Since the 2006 release Kelis Was Here, she moved from Jive to will.i.am's Interscope-affiliated vanity imprint, divorced Nas, and gave birth to a boy.
Between all that, in addition to a catalog of four R&B albums that deserved greater sales, she could be forgiven for making something like a mindless dance-pop album.
While Flesh Tone is a headlong dive into sleek dance-pop -- one that could have been forecast years prior, given her collaborations with Moby, Timo Maas, and Richard X, and let us never forget Diddy’s “Let’s Get Ill” -- it is much more personal than any of her past releases.
“Acapella,” one of two tracks made with David Guetta, seems merely redemptive (“It’s just me surviving alone,” “Before you, my whole life was acapella”) until considering that it comes from a woman whose marriage fell through just prior to motherhood.
The song that creates the album’s second greatest rush is also about parenthood; “Song for the Baby” similarly strikes as a boilerplate dancefloor love song on the surface, but once its subject sinks in, “I love you more than you’ll ever know” disarms quicker than any line from “Get Along with You” or “Rolling Through the Hood.” The remaining tracks are based in romantic relationships, but not all of them are about moving ahead.
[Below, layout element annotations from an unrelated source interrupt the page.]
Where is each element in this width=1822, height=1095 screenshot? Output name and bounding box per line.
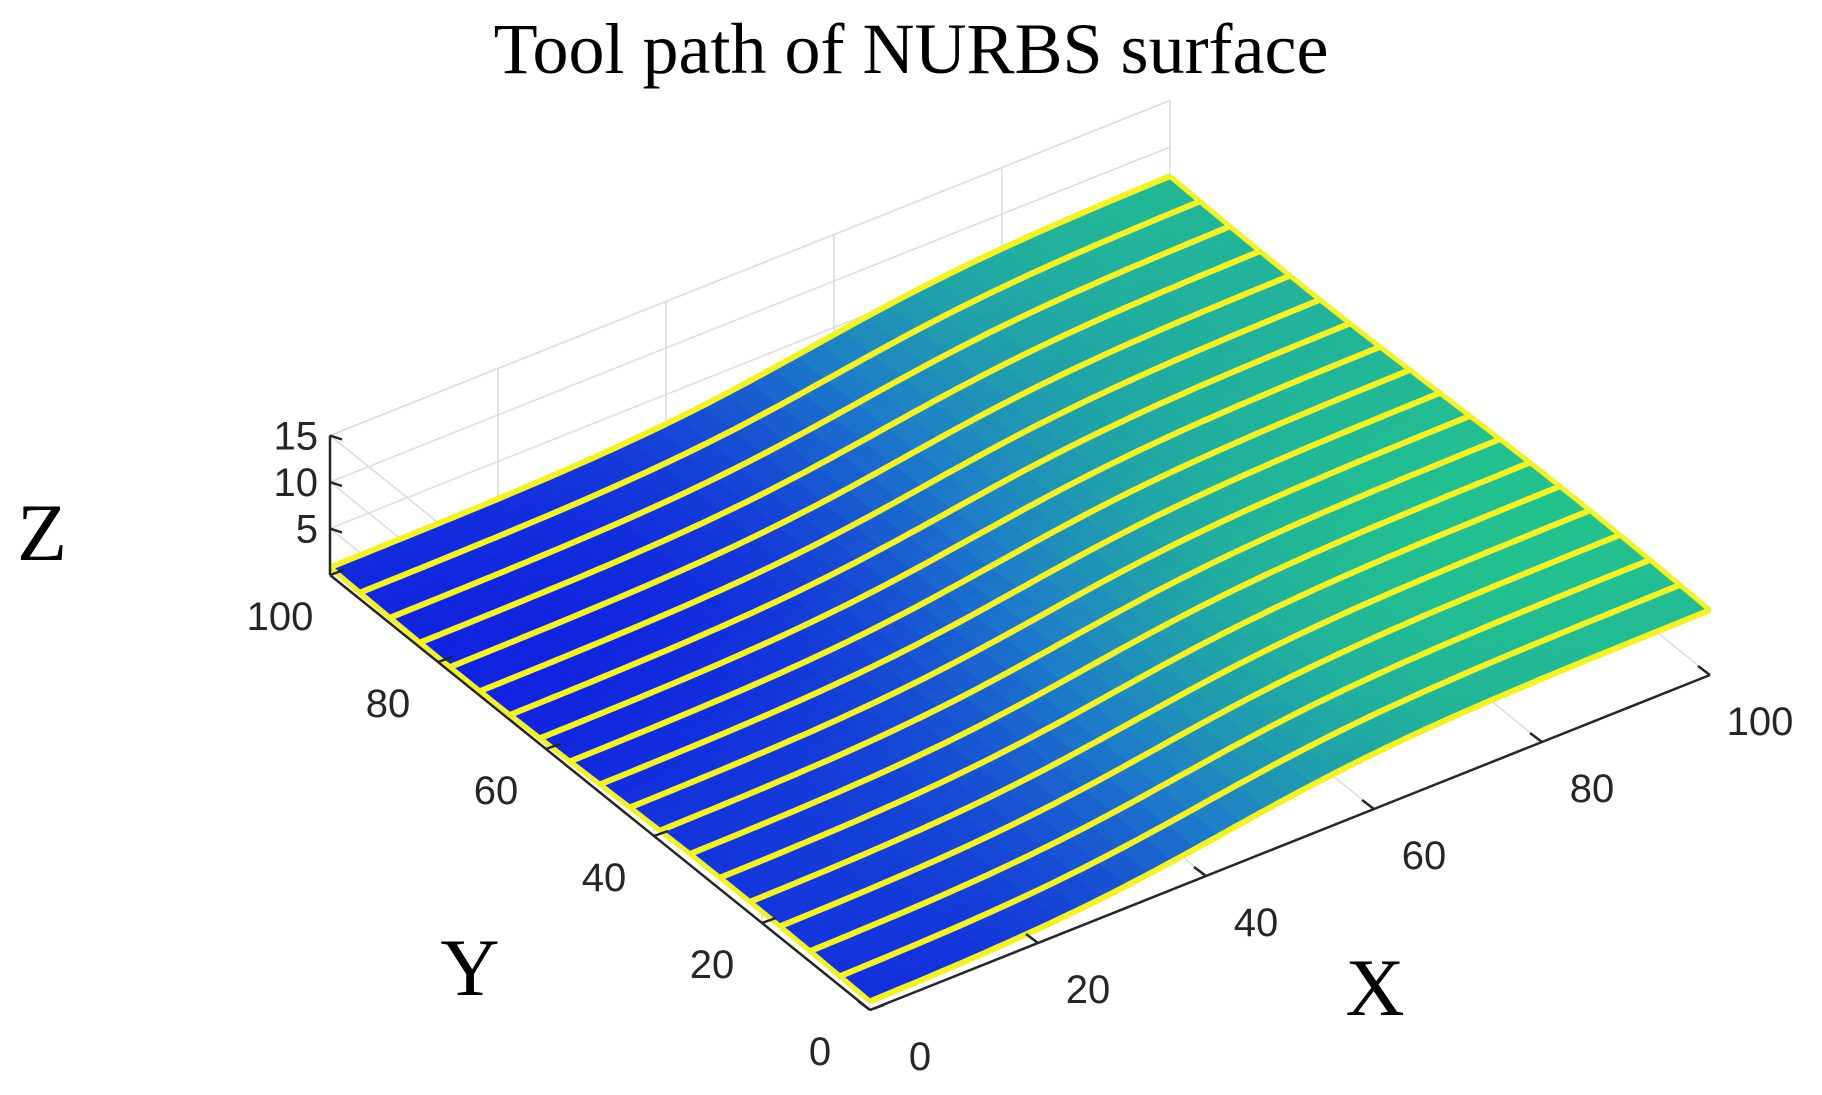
z-tick bbox=[329, 434, 343, 441]
x-tick bbox=[857, 1000, 871, 1011]
x-tick bbox=[1529, 732, 1543, 743]
tool-path-line bbox=[358, 198, 1202, 596]
tool-path-lines bbox=[328, 173, 1712, 1005]
surface-edge bbox=[1168, 174, 1712, 613]
tool-path-line bbox=[628, 413, 1472, 811]
tool-path-line bbox=[538, 344, 1382, 741]
surface-edge bbox=[328, 565, 872, 1004]
y-tick-label: 100 bbox=[247, 595, 314, 639]
y-tick-label: 60 bbox=[474, 769, 519, 813]
axis-labels: X Y Z bbox=[17, 487, 1405, 1033]
y-tick bbox=[437, 655, 453, 664]
tool-path-line bbox=[568, 367, 1412, 765]
z-axis-label: Z bbox=[17, 487, 67, 578]
y-axis-line bbox=[329, 574, 871, 1011]
tool-path-line bbox=[838, 582, 1682, 979]
y-tick-label: 40 bbox=[582, 856, 627, 900]
grid-line-z bbox=[329, 99, 1171, 437]
x-axis-line bbox=[869, 673, 1711, 1012]
tool-path-line bbox=[508, 320, 1352, 718]
tool-path-line bbox=[418, 248, 1262, 646]
tool-path-line bbox=[718, 483, 1562, 881]
y-tick bbox=[545, 742, 561, 751]
x-tick-label: 40 bbox=[1234, 901, 1279, 945]
y-tick bbox=[653, 829, 669, 838]
y-tick-label: 20 bbox=[690, 943, 735, 987]
tool-path-line bbox=[808, 557, 1652, 954]
tool-path-line bbox=[328, 173, 1172, 571]
x-tick bbox=[1697, 665, 1711, 676]
grid-line-z bbox=[329, 146, 1171, 483]
x-tick-label: 0 bbox=[909, 1035, 931, 1079]
x-tick bbox=[1361, 799, 1375, 810]
z-tick-label: 5 bbox=[296, 508, 318, 552]
x-tick-label: 100 bbox=[1727, 700, 1794, 744]
tool-path-line bbox=[388, 223, 1232, 621]
z-tick-label: 15 bbox=[274, 415, 319, 459]
tool-path-line bbox=[868, 607, 1712, 1005]
tool-path-line bbox=[598, 390, 1442, 788]
z-tick bbox=[329, 527, 343, 534]
chart-title: Tool path of NURBS surface bbox=[493, 9, 1329, 89]
y-tick bbox=[761, 916, 777, 925]
z-tick bbox=[329, 480, 343, 488]
tool-path-line bbox=[748, 507, 1592, 905]
y-tick-label: 80 bbox=[366, 682, 411, 726]
y-axis-label: Y bbox=[440, 922, 499, 1013]
y-tick bbox=[329, 568, 345, 577]
x-tick bbox=[1025, 933, 1039, 944]
tool-path-line bbox=[478, 296, 1322, 694]
x-tick-label: 80 bbox=[1570, 767, 1615, 811]
x-tick-label: 20 bbox=[1066, 968, 1111, 1012]
x-tick bbox=[1193, 866, 1207, 877]
surface bbox=[328, 175, 1712, 1003]
tool-path-line bbox=[688, 459, 1532, 857]
y-tick-label: 0 bbox=[809, 1030, 831, 1074]
y-tick bbox=[869, 1003, 885, 1012]
z-tick-label: 10 bbox=[274, 461, 319, 505]
x-axis-label: X bbox=[1345, 942, 1404, 1033]
tool-path-line bbox=[448, 272, 1292, 670]
tool-path-line bbox=[778, 532, 1622, 930]
x-tick-label: 60 bbox=[1402, 834, 1447, 878]
tool-path-line bbox=[658, 436, 1502, 834]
The churning “Intro” is bleak, just about hopeless (“Your force so dark, now my life feels uninspired”), yet it is just as powerful as anything else on the album.
Nine songs with seven unique sets of production credits whip by in 38 minutes.
The setup works because the songs are conjoined and dynamically ordered, like each collaborator knew what was required to complement the other tracks without sacrificing any distinct sonic character.
Whether or not Flesh Tone remains a stylistic outlier, the disc will always be a bright standout in Kelis' discography.